Anja Reschke ist gesprächiger. Sie, die sich in all den „Panorama“-Jahren schon einige juristische Beulen geholt hat, scheint der Zank mit dem Zampano von Springers Ex-Gnaden nicht nachhaltig verstimmt zu haben. Sie hat keine Zeit dafür. Sie muss drei neue Folgen „Reschke Fernsehen“ vorbereiten, die am kommenden Donnerstag beginnen. Ihr Team wartet schon zur Regiebesprechung. Wir müssen uns beeilen. Reden wir über die unlustigen Reaktionen auf ihren Start im Humorfach.
Strenger beäugt
„Mama mia“, seufzt Anja Reschke, was da über ihre erste Sendung geschrieben wurde, „wirklich erstaunlich“. Die Beäugung, ha, da traut sich eine hin, wo (fast) nur Männer sind, sei „so viel strenger mit Frauen“.
Die (meist von männlichen Rezensenten verfasste) Premierenkritik der ARD-Rechercheshow lässt sich verknappen auf: Anja Reschke ist nicht lustig (etwas milder urteilte DWDL.de). Senderintern war man über den Verlauf der ersten Staffel mit fünf Folgen zufriedener. „Toller Erfolg“, ließ ihr Vorgesetzter, NDR-Programmdirektor Frank Beckmann, mitteilen, „die Mischung aus exzellentem Journalismus und enorm unterhaltender Präsentation fehlte uns in der ARD. Jetzt haben wir sie.“
Egal, sonst ist die Sache mit dem „Fehlen“ ziemlich korrekt. Das ZDF ist der ARD mit dem Hybrid journalistische Comedy voraus. Erst setzte sich 2009 Oliver Welke ans Pult der „heute show“, dann tauchte 2013 Jan Böhmermann auf der Bildschirmfläche auf.
Der Verdacht, dass dieses neuartige „Reschke Fernsehen“ ein „ZDF Magazin Royale“ in ARD-blau sein könnte, kam auf, da war noch kein einziger Schnipsel zu sehen. Die vorab verbreiteten Signalwörter „Recherche“ und „Satire“ reichten aus, um zu mutmaßen: Reschke klaut bei Böhmermann. Und tatsächlich, es ist vieles ähnlich.

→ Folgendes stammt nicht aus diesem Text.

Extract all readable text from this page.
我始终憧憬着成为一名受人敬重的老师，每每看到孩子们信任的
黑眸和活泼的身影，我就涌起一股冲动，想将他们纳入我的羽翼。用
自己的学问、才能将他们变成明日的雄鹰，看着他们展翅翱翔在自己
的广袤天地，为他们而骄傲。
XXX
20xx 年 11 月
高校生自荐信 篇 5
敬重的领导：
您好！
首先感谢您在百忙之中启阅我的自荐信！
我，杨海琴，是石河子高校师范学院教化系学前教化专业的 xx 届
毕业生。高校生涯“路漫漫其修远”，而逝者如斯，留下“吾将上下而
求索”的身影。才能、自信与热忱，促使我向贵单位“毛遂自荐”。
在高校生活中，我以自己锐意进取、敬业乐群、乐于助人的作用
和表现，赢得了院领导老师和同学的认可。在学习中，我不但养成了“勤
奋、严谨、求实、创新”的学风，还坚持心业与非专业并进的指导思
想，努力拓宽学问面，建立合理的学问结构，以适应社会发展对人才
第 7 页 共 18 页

Auch Anja Reschke legt ihre Late Night Show als Solo-Monolog mit Info-Kacheln und lustigen Einspielern an. Auch ihr Studio versprüht Retro-Charme, wie man es vom „ZDF Magazin Royale“ kennt. Auch ihr Team landete bereits einen Scoop mit der Veröffentlichung der gefälschten Hitler-Tagebücher. Und: Auch sie ist eine Reizfigur höchster Güte im konservativen bis extrem rechten Lager, weil sie für ein „Haltungsfernsehen“ steht, das als „links-grün-versifft“ gedisst wird. Reschke wurde sogar eine besonders zweifelhafte Ehre zuteil: Ihre „Propaganda pro Flüchtlinge“ schmähte Alexander Gauland von der AfD einmal als „Reschke Fernsehen“. Et voilà, der Sendetitel war gefunden.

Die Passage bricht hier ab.